Cameron and Clegg also argued that the new French president, François Hollande, was not in reality taking a different path to Britain. Clegg said he could not disagree with someone who said they wanted to grow their economy.
"He knows you cannot create growth on the shifting sands of debt. You have got to have a stable foundation."
Cameron agreed, saying: "If you actually look at what President Hollande is suggesting in France, his programme for getting rid of his budget deficit is pretty much on a pathway with ours. I think it is a bit of a myth to believe that somehow there are some people in Europe who are going to spend a lot more money and those of us who realise we have to deal with our debt and our deficit."
Both men's aides insisted the show of unity around economic policy was designed to tell the country and their own querulous backbenchers that they would not change course.
Cameron defended the plan to include an elected second chamber in the Queen's speech despite the cacophony of calls from his own backbenchers to drop the bill: "I wouldn't for a moment say that this is the most important thing the government is doing. Of course it isn't. But parliament is capable of doing more than one thing at a time. Do I think that it would be a good idea if parliament delivered a House of Lords that had people who were elected by you – the members of the public – to pass the laws that we all have to live by? Sure I do … it is a perfectly sensible reform for parliament to consider."

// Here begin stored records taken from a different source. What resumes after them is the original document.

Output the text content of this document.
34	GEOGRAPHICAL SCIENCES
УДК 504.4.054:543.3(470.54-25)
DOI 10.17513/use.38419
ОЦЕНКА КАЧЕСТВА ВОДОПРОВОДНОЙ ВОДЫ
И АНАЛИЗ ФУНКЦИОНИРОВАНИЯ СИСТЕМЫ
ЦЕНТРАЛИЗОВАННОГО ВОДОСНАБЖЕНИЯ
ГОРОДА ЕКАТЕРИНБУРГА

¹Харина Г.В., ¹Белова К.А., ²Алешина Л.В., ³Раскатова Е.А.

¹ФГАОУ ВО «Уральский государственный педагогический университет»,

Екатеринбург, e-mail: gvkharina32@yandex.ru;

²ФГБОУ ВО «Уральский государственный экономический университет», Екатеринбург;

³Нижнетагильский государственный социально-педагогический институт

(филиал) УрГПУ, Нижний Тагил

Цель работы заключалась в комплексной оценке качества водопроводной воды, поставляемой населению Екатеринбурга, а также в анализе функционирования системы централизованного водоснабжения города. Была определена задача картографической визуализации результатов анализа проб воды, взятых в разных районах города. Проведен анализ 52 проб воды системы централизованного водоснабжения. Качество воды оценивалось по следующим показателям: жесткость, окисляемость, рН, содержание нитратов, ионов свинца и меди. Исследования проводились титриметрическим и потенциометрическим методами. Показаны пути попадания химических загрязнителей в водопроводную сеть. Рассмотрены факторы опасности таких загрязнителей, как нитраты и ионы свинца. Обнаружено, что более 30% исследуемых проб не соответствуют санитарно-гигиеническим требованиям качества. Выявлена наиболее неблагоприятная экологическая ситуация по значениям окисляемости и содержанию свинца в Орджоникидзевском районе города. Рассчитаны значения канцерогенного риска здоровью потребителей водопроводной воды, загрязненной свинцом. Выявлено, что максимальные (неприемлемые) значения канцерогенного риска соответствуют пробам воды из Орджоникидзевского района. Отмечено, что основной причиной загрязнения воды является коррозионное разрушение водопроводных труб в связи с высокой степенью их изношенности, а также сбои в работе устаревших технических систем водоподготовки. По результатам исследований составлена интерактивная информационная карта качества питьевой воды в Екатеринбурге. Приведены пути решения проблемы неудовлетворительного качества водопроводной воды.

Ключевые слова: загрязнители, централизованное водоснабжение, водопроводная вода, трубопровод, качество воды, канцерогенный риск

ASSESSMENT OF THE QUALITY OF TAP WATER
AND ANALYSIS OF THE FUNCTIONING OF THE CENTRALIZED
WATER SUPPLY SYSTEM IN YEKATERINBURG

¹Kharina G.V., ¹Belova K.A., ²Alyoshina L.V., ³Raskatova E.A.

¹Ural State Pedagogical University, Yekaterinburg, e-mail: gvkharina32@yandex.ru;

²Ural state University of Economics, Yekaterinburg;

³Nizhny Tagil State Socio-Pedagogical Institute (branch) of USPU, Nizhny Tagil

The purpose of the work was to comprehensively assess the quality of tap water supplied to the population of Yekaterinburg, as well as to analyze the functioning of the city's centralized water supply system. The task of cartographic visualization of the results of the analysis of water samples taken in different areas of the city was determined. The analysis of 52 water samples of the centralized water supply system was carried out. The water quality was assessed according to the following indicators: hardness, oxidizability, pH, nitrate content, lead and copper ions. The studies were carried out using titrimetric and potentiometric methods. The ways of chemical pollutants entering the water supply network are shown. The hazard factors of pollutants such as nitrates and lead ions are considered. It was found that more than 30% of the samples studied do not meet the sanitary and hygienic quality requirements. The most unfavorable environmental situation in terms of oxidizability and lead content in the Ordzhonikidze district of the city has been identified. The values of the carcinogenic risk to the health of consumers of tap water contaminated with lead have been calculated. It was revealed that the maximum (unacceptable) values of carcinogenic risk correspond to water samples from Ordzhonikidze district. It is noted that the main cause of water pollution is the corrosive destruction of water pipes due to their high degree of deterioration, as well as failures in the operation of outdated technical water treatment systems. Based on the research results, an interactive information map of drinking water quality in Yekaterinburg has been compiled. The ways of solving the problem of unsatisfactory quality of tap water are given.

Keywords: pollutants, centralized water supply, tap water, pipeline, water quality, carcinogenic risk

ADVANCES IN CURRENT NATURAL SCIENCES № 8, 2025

Ultimately Cameron is not willing to face down a major backbench rebellion over the issue, even if this leads to a further row with Clegg and more horse trading over other constitutional issues such as constituency boundary reform. Clegg defended the plan, saying: "Although it is wildly controversial in Westminster and people get terribly hot under the collar, actually most people think that the principle that the people who make the laws of the land should be elected by the people who have to obey the laws of the land is not as controversial outside Westminster as it appears to be in Westminster.
"A smidgen of democracy I don't think will go amiss, since we've been talking about it for about 100 years."